Pixies are back. The 12 songs on the record were all previously released on a series of three EPs. Taken together, these facts are rife for breeding cynicism and accusations that the group is washed up, has forsaken their artistic integrity and is merely motivated for the dollar at the expense of their former glory. In other words, the typical criticisms any reunited band must face when putting out new material. More times than not, those suspicions of a band’s authenticity are valid and spot-on, but there are exceptions. The biggest issue Black, Joey Santiago and David Lovering need to live down with Indy Cindy is that there is no new material here. It’s a compilation record, the track list reshuffled from the recent run of EPs. Maybe this was done to give a veneer of freshness, but instead it encourages the percolating jadedness of the band’s true intentions. While an album started to seem inevitable about two years into their reunion, the desultory manner in which this one manifested makes it contend with a sense of the obligatory. And, of course, Deal’s absence is a glaring sore spot that many will not entertain even getting past. The Pixies’ drafting of Kim Shattuck then Paz Lenchantin to replace Deal also reeks of an attempt to have a woman in the band more for image than substance.

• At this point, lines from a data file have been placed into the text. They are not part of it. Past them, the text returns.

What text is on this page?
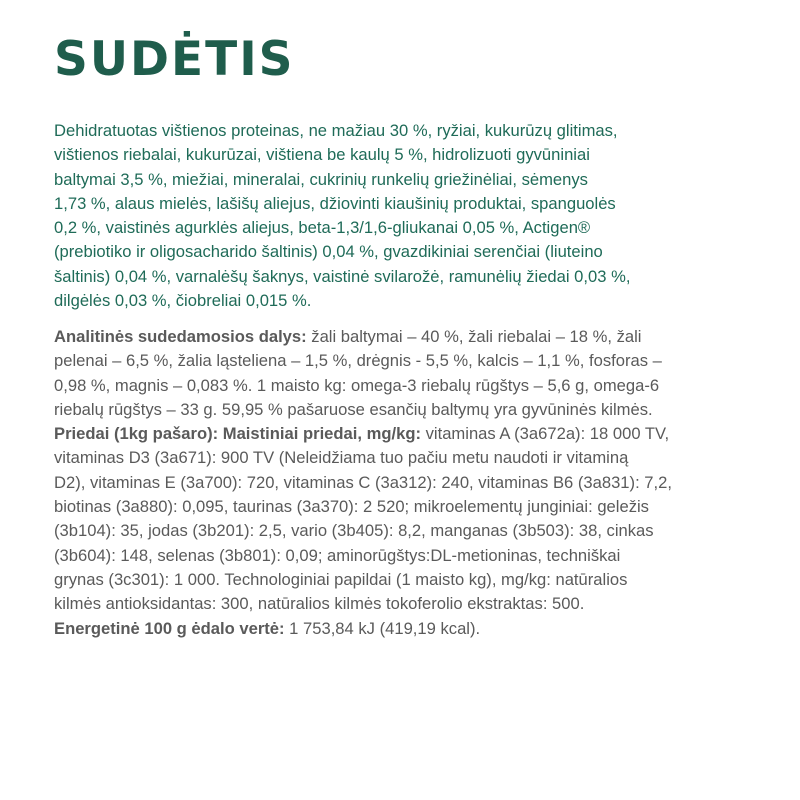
SUDĖTIS
Dehidratuotas vištienos proteinas, ne mažiau 30 %, ryžiai, kukurūzų glitimas,
vištienos riebalai, kukurūzai, vištiena be kaulų 5 %, hidrolizuoti gyvūniniai
baltymai 3,5 %, miežiai, mineralai, cukrinių runkelių griežinėliai, sėmenys
1,73 %, alaus mielės, lašišų aliejus, džiovinti kiaušinių produktai, spanguolės
0,2 %, vaistinės agurklės aliejus, beta-1,3/1,6-gliukanai 0,05 %, Actigen®
(prebiotiko ir oligosacharido šaltinis) 0,04 %, gvazdikiniai serenčiai (liuteino
šaltinis) 0,04 %, varnalėšų šaknys, vaistinė svilarožė, ramunėlių žiedai 0,03 %,
dilgėlės 0,03 %, čiobreliai 0,015 %.
Analitinės sudedamosios dalys: žali baltymai – 40 %, žali riebalai – 18 %, žali
pelenai – 6,5 %, žalia ląsteliena – 1,5 %, drėgnis - 5,5 %, kalcis – 1,1 %, fosforas –
0,98 %, magnis – 0,083 %. 1 maisto kg: omega-3 riebalų rūgštys – 5,6 g, omega-6
riebalų rūgštys – 33 g. 59,95 % pašaruose esančių baltymų yra gyvūninės kilmės.
Priedai (1kg pašaro): Maistiniai priedai, mg/kg: vitaminas A (3a672a): 18 000 TV,
vitaminas D3 (3a671): 900 TV (Neleidžiama tuo pačiu metu naudoti ir vitaminą
D2), vitaminas E (3a700): 720, vitaminas C (3a312): 240, vitaminas B6 (3a831): 7,2,
biotinas (3a880): 0,095, taurinas (3a370): 2 520; mikroelementų junginiai: geležis
(3b104): 35, jodas (3b201): 2,5, vario (3b405): 8,2, manganas (3b503): 38, cinkas
(3b604): 148, selenas (3b801): 0,09; aminorūgštys:DL-metioninas, techniškai
grynas (3c301): 1 000. Technologiniai papildai (1 maisto kg), mg/kg: natūralios
kilmės antioksidantas: 300, natūralios kilmės tokoferolio ekstraktas: 500.
Energetinė 100 g ėdalo vertė: 1 753,84 kJ (419,19 kcal).
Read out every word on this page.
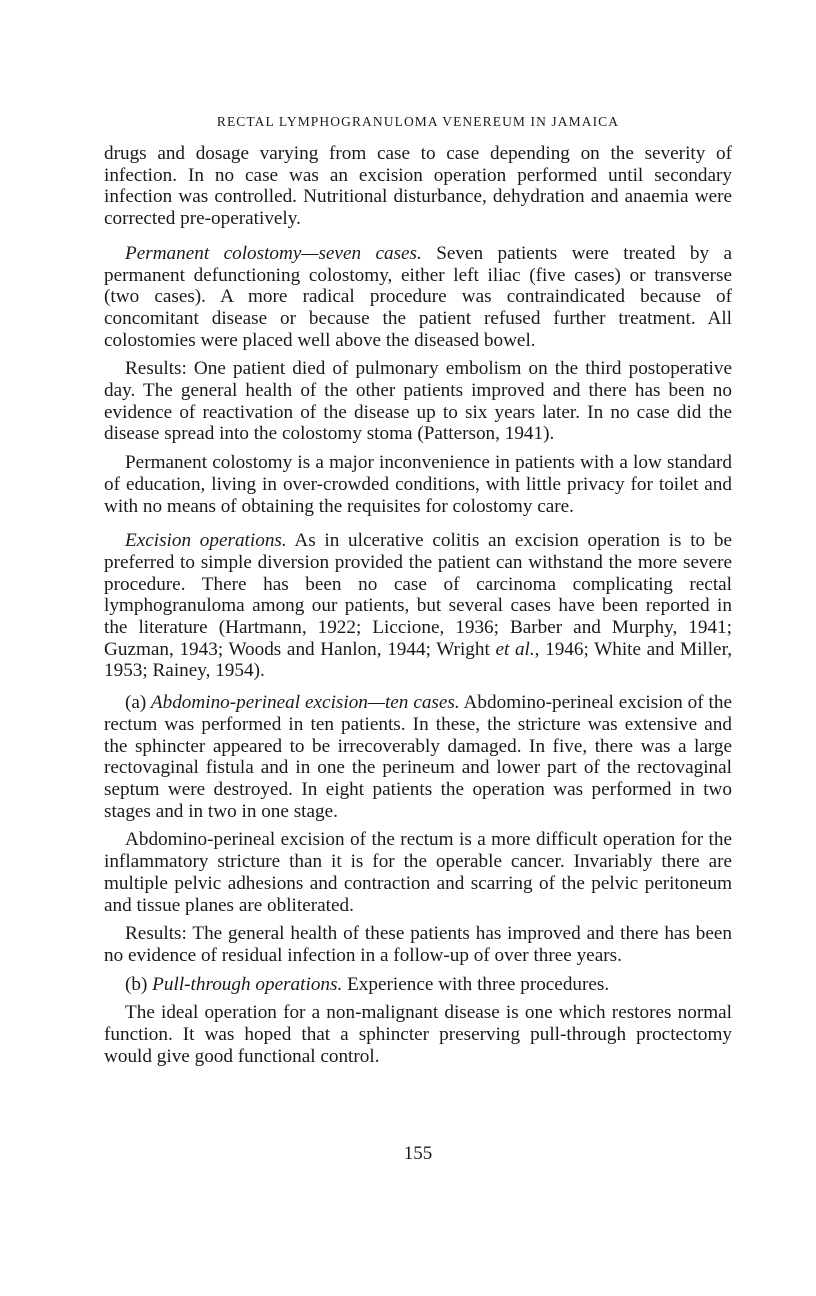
RECTAL LYMPHOGRANULOMA VENEREUM IN JAMAICA

drugs and dosage varying from case to case depending on the severity of infection. In no case was an excision operation performed until secondary infection was controlled. Nutritional disturbance, dehydration and anaemia were corrected pre-operatively.

Permanent colostomy—seven cases. Seven patients were treated by a permanent defunctioning colostomy, either left iliac (five cases) or transverse (two cases). A more radical procedure was contraindicated because of concomitant disease or because the patient refused further treatment. All colostomies were placed well above the diseased bowel.

Results: One patient died of pulmonary embolism on the third postoperative day. The general health of the other patients improved and there has been no evidence of reactivation of the disease up to six years later. In no case did the disease spread into the colostomy stoma (Patterson, 1941).

Permanent colostomy is a major inconvenience in patients with a low standard of education, living in over-crowded conditions, with little privacy for toilet and with no means of obtaining the requisites for colostomy care.

Excision operations. As in ulcerative colitis an excision operation is to be preferred to simple diversion provided the patient can withstand the more severe procedure. There has been no case of carcinoma complicating rectal lymphogranuloma among our patients, but several cases have been reported in the literature (Hartmann, 1922; Liccione, 1936; Barber and Murphy, 1941; Guzman, 1943; Woods and Hanlon, 1944; Wright et al., 1946; White and Miller, 1953; Rainey, 1954).

(a) Abdomino-perineal excision—ten cases. Abdomino-perineal excision of the rectum was performed in ten patients. In these, the stricture was extensive and the sphincter appeared to be irrecoverably damaged. In five, there was a large rectovaginal fistula and in one the perineum and lower part of the rectovaginal septum were destroyed. In eight patients the operation was performed in two stages and in two in one stage.

Abdomino-perineal excision of the rectum is a more difficult operation for the inflammatory stricture than it is for the operable cancer. Invariably there are multiple pelvic adhesions and contraction and scarring of the pelvic peritoneum and tissue planes are obliterated.

Results: The general health of these patients has improved and there has been no evidence of residual infection in a follow-up of over three years.

(b) Pull-through operations. Experience with three procedures.

The ideal operation for a non-malignant disease is one which restores normal function. It was hoped that a sphincter preserving pull-through proctectomy would give good functional control.

155
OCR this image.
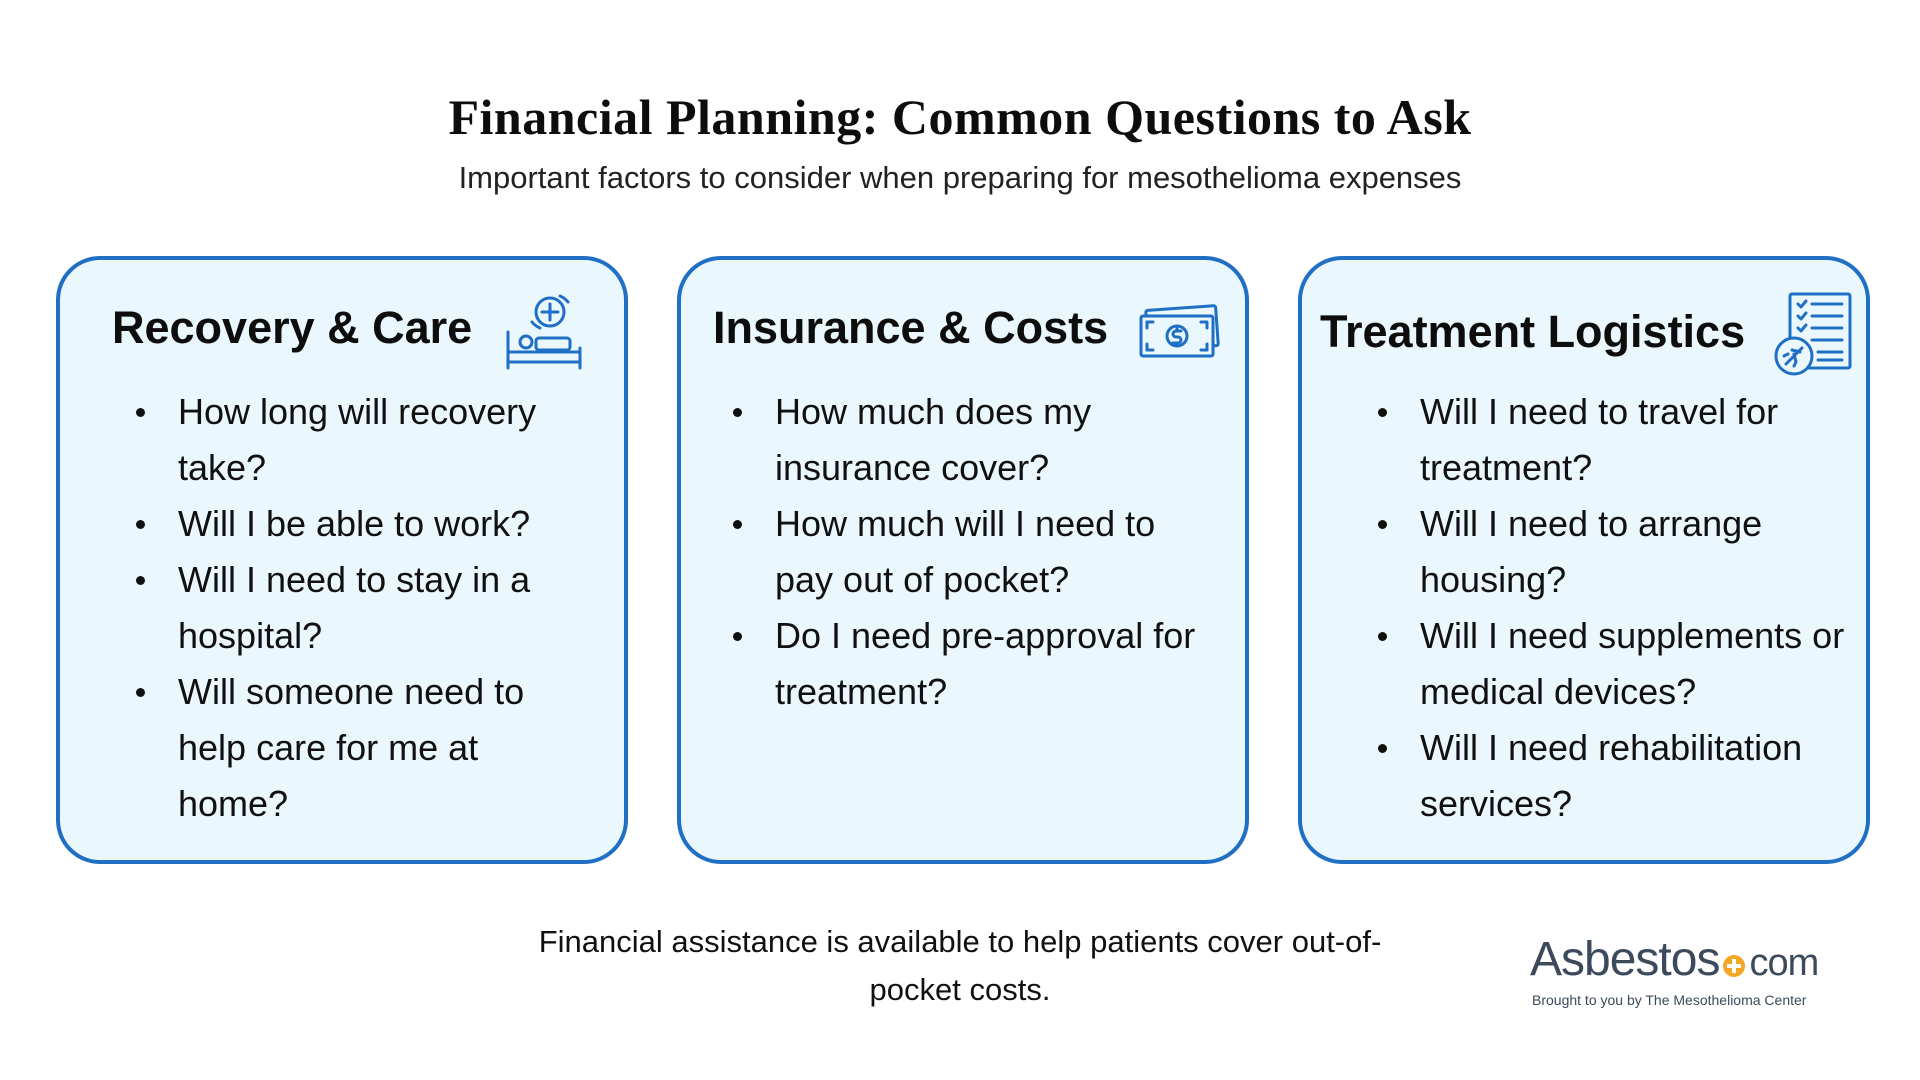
Financial Planning: Common Questions to Ask
Important factors to consider when preparing for mesothelioma expenses
Recovery & Care
How long will recovery take?
Will I be able to work?
Will I need to stay in a hospital?
Will someone need to help care for me at home?
Insurance & Costs
How much does my insurance cover?
How much will I need to pay out of pocket?
Do I need pre-approval for treatment?
Treatment Logistics
Will I need to travel for treatment?
Will I need to arrange housing?
Will I need supplements or medical devices?
Will I need rehabilitation services?
Financial assistance is available to help patients cover out-of-pocket costs.
Asbestos com
Brought to you by The Mesothelioma Center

Yet, what all of those inherent preconceptions fail to broach is whether the songs themselves have merit, and if their arrangement together amounts to a worthwhile entry in the Pixies’ discography or is rather a blight upon it. Going into it, many Pixies fans may wish their ears could wince, hoping to guard themselves against likely disappointment. The most unexpected development, then, is that the songs are mostly alright; some are even bloody good!
Of course, it wouldn’t be Pixies material without that dark underbelly. The stalker vibe and menacing chug of “Magdalena 318” could have found a home on Bossanova, and the down tempo lurch of “Silver Snail” is ominous as hell, Black ruminating about desperation, cradling a loaded gun in bed and suicide scenes. Though the latter both throbs and hypnotizes, it also bolsters the idea that the band is going through the motions, as predictable as it is (when Black sings “On my way back to one”, was there any doubt he’d complete the rhyme with the word “gun”?). Hammering drums, buzzing bass and apocalyptic caution define “Snakes”, Black prophesying an onslaught of serpents with apt guitar lines slither along. With its cowbell thump and monster-stomping rhythm, plus the tongue-in-cheek occult nods and swaggering sex appeal, “Blue Eyed Hexe” bears a definite Queens of the Stone Age influence, and for that alone, it’s intriguing. It also features Black’s most savage yawp of the album.